Afzaal played in three of the Ashes Tests, earning himself a place on the winter tour. But in the light of the events of 11 September, not to mention increasing friction between India and Pakistan, the subcontinent was not necessarily the safest destination on earth. Like the other England players, but with perhaps more resonance, Afzaal was offered the opportunity to cry off, with no recriminations. He declined. "It wasn't a hard decision," he says.

I ask whether he is ever given a hard time by people who feel he should represent Pakistan? After all, when the Pakistani cricket team toured England last summer, they were supported by large numbers of British Asians, who were proud to fail Norman Tebbit's odious "cricket test".

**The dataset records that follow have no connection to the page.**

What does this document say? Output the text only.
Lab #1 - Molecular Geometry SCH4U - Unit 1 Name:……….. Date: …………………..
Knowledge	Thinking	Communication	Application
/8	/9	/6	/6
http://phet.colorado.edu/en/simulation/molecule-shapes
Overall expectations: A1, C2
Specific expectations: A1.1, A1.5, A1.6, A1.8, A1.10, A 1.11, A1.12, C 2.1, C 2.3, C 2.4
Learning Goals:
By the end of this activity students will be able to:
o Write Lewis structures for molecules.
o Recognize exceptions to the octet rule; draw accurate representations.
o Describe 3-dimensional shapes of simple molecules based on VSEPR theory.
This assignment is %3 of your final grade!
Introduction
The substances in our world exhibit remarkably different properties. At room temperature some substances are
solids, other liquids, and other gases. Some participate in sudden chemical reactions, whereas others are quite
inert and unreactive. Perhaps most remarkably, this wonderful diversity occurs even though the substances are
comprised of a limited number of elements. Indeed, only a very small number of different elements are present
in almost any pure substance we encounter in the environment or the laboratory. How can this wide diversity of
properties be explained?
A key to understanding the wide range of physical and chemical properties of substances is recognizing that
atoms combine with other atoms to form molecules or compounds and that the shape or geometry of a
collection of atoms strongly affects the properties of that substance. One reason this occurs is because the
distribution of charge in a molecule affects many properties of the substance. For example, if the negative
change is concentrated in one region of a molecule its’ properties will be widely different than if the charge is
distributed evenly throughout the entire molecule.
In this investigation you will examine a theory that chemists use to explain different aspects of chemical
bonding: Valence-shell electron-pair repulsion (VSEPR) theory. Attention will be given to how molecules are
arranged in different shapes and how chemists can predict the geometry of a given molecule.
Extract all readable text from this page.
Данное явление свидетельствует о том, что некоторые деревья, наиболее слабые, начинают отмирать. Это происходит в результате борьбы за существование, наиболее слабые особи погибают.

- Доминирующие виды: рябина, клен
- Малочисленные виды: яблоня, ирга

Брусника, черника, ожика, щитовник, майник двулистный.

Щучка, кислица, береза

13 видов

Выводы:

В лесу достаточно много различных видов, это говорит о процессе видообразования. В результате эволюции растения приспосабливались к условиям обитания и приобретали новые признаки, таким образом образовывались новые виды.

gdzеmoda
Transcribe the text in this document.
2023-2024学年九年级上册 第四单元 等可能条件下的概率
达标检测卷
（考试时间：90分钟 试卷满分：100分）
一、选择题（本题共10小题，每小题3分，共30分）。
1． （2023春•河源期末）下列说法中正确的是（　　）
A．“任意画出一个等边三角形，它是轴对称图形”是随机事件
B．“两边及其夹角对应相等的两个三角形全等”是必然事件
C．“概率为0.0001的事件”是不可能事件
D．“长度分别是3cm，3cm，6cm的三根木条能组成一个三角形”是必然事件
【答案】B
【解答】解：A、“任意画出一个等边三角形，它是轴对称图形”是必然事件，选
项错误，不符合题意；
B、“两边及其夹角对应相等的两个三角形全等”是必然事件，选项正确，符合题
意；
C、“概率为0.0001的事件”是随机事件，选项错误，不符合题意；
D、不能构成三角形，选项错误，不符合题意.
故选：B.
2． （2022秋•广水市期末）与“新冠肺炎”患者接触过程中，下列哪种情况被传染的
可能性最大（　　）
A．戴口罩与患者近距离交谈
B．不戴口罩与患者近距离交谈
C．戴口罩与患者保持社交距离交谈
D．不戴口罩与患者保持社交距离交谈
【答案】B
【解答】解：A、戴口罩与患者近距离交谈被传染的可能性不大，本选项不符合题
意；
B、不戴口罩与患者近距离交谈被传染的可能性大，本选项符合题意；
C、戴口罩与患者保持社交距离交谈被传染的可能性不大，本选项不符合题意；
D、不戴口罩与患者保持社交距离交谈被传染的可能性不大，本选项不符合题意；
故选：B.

"Nobody has ever suggested I shouldn't be playing for England," he says. "There is some jealousy, but that's the only negative. When I go to the local takeaway, instead of being there for two minutes, everybody wants to talk to me, they call their families over, and I'm there for half an hour. I just want to get my food and go home, but you have to be polite, and it's nice. I don't get nasty comments. It's when I don't get any comments that it usually means the guy knows who I am but is jealous, or isn't interested."

Without an England contract, Afzaal has plenty more of that damn hard work to do if he is to get back into the frame this summer. And his cause was not greatly helped by reports that came out of New Zealand, suggesting that he and James Ormond, among others, had allowed themselves to lose shape and fitness. Unsurprisingly, he denies vehemently this allegation of a lack of professionalism.

"We all worked damn, damn hard at our cricket, so I don't know where that came from. Uncle Duncan [Fletcher] said: 'Us, I didn't say any of this. Just focus on your cricket. I'm happy with what you're doing.' Anyway, I don't mind what people write. I'm a born winner."

As a born winner, then, what is his ultimate single ambition? To score a century against Australia? Against Pakistan? "I want to be the best player in England. My biggest ambition is to play in these coming Tests against Sri Lanka, to bat six and get a big hundred, 170 or 180. To show the world what Afzaal is capable of, that he is capable of ripping attacks apart, hitting it where he wants, that he can take on the world's best, look them in the eye, and say: 'Come on, you're not good enough for me'."

I leave Lord's smiling, and hoping that he has not set himself too formidable a target. He, meanwhile, has to attend a team meeting with a sports psychologist, whose job is to build confidence, although it might be wise, sometimes, to discourage it from growing too high.

Usman Afzaal: The Life and Times

Born: 9 June 1977

Birthplace: Rawalpindi, Pakistan

Full name: Usman Afzaal

County team: Nottinghamshire

Nicknames: Usy, Navjot, Ganguly

Height: 6ft

Weight : 12st 7lb

Favourite cricketers: Steve Waugh ("determination to be at the top"), Mark Ramprakash, Graham Thorpe, Saeed Anwar

Role: Left-hand bat, slow left-arm bowler

Honours: Test debut for England against Australia 2001. Led a tour of Asian youngsters from Nottinghamshire to Pakistan in the winter of 2000-01

Hobbies: "Spending time with my missus and listening to good music."

He says: "Perhaps I'm eccentric but I love England. Although Pakistan is special to me England is my home."

They say (David Graveney, the England chairman of selectors): "Whoever I've spoken to, be it other players, umpires or coaches, they have all said he's a streetfighter, he's up for a scrap."

First-class batting and fielding statistics: Matches: 105. Innings: 181. Not out: 15. Runs: 4949. Highest score: 151 not out. Average: 29.81. 100s: 7. 50s: 29. Caught: 49. St: 0.

First-class bowling statistics: Overs: 1,015.4. Maidens: 233. Runs. 3,211. Wickets: 66. Average: 48.65. Best: 4-101. Strike rate: 92.3. Economy: 3.16.